Identificamos que a maior parte das notícias avaliadas pelo Bereia no período pesquisado foi sobre saúde em assuntos relacionados ao Coronavírus. Por ser uma das discussões mais importantes do cenário mundial neste período, é coerente o que as estatísticas apontam. A pandemia é causada por um vírus ainda pouco conhecido no âmbito científico, por isso, gera incertezas para toda população e abre margem para que notícias de diversas fontes e, muitas vezes, sem embasamento, causem impacto na população. Em segundo lugar, a categoria Política Brasileira, uma justificativa possível para que ocupe tamanho espaço entre as checagens do Bereia é que, por vezes, o cenário político e o religioso caminham em proximidade. O Bereia monitora constantemente os líderes políticos ligados a bancadas religiosas, e é comum haver posicionamentos de líderes religiosos a respeito de questões políticas. O terceiro tema mais recorrente é a Perseguição Religiosa. Infelizmente, com frequência, veículos de comunicação se utilizam de cenários onde esse tipo de perseguição de fato acontecem, disseminando assim, notícias, em sua maioria, impossibilitadas de serem verificadas.

Em relação às fontes das notícias que são alvo das verificações do Coletivo Bereia, identifica-se as dez mais recorrentes:

Como observado, a maior parte das notícias é originada no Twitter, em segundo lugar no Facebook e em terceiro no WhatsApp. Juntas, as notícias originadas de mídias digitais representam 50% das análises realizadas pelo Bereia. Isso atenta para que leitores e leitoras estejam alertas para informações identificadas nestes meios cuja veracidade precisa ser confirmada antes de serem compartilhadas pelos usuários destas plataformas. 

Quanto aos sites, a maioria é ligada a organizações ou indivíduos religiosos, por isso, muitas vezes publicam com um viés de reforçar e corroborar com o posicionamento de determinada denominação ou político, pois, há veículos de comunicação evangélicos ligados à parlamentares. Há uma grande quantidade de notícias enganosas checadas pelo Bereia relacionadas a estes sites, que, por vezes, apresentam fatos reais de forma distorcida, e confundem o leitor em relação àqueles conteúdos.

Observando o gráfico das checagens realizadas pelo Bereia, destacam-se os sites voltados para o público religioso que se apresentam como os mais frequentes entre as checagens. São eles: Gospel Prime e CPAD News.

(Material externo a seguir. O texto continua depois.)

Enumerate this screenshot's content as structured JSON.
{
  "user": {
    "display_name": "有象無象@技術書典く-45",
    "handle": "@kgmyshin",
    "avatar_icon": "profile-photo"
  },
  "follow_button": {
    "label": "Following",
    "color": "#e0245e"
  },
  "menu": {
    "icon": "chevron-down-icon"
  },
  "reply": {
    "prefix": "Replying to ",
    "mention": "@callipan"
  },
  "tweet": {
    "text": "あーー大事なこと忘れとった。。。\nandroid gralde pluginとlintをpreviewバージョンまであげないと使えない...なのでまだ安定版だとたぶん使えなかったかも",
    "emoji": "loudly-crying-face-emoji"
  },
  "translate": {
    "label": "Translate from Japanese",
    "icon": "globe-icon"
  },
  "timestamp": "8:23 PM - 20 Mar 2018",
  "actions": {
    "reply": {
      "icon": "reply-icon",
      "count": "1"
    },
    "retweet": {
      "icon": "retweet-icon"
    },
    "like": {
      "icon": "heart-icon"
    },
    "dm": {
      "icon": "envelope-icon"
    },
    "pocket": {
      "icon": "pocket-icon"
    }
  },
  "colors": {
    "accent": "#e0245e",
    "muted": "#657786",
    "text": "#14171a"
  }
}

Baseando-se nos dados citados, realizamos uma análise sobre os principais sites que promovem fake news.

Gospel Prime

Fundado em 2008, Gospel Prime se declara um portal de conteúdo cristão voltado para notícias, estudos bíblicos e colunas de opinião, com missão de “Defender os princípios e valores do Reino através de notícias, estudos bíblicos e colunas de opinião, contribuindo assim para uma igreja madura e contextualizada com os tempos”. 

Com slogan “O cristão bem informado”, o site atrai 385 mil visitantes orgânicos por mês e declara já ter recebido 190 milhões de usuários desde sua fundação.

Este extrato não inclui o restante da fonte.